Certaines molécules peuvent améliorer les performances cognitives. David Sweatt, neurobiologiste, constate que le rat ayant reçu une injection de trichostatine juste avant une session d’apprentissage se souvient mieux et plus longtemps. Dès lors, et c’est là le début de mon élucubration, pourquoi ne pas imaginer pouvoir « doper » la mémoire, mais aussi « injecter » des souvenirs externes.
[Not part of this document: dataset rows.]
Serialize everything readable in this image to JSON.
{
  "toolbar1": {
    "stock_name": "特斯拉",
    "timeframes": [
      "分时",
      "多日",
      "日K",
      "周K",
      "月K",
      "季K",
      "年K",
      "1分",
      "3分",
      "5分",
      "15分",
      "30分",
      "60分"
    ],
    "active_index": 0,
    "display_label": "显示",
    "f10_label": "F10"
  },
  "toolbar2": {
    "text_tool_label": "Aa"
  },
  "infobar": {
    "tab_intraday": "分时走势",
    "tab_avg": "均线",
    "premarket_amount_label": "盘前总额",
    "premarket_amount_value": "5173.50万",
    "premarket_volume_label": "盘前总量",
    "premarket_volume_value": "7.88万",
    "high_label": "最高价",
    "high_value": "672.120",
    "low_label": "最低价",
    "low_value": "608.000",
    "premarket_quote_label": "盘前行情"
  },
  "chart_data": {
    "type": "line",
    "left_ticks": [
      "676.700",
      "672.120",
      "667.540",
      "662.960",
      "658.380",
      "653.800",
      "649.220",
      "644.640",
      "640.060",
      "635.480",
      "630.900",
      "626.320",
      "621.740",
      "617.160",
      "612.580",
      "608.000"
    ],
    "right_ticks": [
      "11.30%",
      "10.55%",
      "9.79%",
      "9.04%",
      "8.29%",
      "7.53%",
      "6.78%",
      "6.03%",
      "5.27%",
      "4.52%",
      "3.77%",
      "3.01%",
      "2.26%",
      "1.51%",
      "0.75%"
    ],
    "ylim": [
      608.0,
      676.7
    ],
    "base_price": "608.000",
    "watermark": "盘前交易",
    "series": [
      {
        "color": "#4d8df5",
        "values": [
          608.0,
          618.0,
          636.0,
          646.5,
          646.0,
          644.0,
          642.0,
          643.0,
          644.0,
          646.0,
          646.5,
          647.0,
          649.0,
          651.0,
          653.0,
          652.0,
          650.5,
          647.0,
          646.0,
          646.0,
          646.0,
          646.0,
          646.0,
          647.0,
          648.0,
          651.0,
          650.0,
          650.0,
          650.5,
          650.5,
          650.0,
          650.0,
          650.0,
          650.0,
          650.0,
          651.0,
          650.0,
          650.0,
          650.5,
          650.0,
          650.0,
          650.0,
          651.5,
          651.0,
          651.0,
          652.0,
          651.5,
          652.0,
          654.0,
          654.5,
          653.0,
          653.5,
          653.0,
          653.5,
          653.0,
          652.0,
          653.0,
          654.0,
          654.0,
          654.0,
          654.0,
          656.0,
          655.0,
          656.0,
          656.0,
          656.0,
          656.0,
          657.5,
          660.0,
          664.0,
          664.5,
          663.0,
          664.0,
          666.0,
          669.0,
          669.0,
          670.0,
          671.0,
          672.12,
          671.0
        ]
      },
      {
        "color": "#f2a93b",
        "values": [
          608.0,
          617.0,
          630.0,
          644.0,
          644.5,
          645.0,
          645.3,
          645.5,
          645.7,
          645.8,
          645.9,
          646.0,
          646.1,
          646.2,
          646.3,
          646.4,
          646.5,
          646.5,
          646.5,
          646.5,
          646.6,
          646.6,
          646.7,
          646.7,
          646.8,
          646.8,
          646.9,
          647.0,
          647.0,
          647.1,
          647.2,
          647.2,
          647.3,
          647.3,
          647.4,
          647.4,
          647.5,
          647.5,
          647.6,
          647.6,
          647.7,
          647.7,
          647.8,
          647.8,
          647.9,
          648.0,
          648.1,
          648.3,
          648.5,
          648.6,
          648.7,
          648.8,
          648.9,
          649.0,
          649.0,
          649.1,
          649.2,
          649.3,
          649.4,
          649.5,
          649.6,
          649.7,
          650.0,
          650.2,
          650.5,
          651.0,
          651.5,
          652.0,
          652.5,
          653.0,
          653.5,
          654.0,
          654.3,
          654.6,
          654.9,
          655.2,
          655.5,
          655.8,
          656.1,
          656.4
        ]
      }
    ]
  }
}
Imaginez-vous, non plus entrer à l’université, mais dans des boutiques biogénétiques, choisir l’injection « ingénieur télécom » ou « technicien informatique » ou encore « DRH »… et intégrer en quelques piqures les connaissances nécessaires éventuellement « formatées » par le « don » de molécules prises chez de grands professionnels ?
Les partisans de l’homme augmenté (dont je ne suis pas) sont, dès lors, dépassés avec leurs exosquelettes et leurs IA neuronales… une petite molécule, juste une petite molécule issue de manipulation génétique….
Comme à l’habitude, la science nous propose le pire et le meilleur. Soigner, en réinjectant éventuellement des souvenirs disparus ou en optimisant le stockage, et le pire… qui demande une présence confirmée d’une éthique scientifique qui puisse éviter de jouer aux apprentis sorciers.
Maintenant si nous avions bien compris que la performance de la mémoire était liée à notre qualité de vie, en particulier du sommeil, le lien de notre « molécule du souvenir » avec la flore intestinale fait également partie des recherches aujourd’hui et donc l’influence de notre alimentation sera certainement elle aussi questionnée.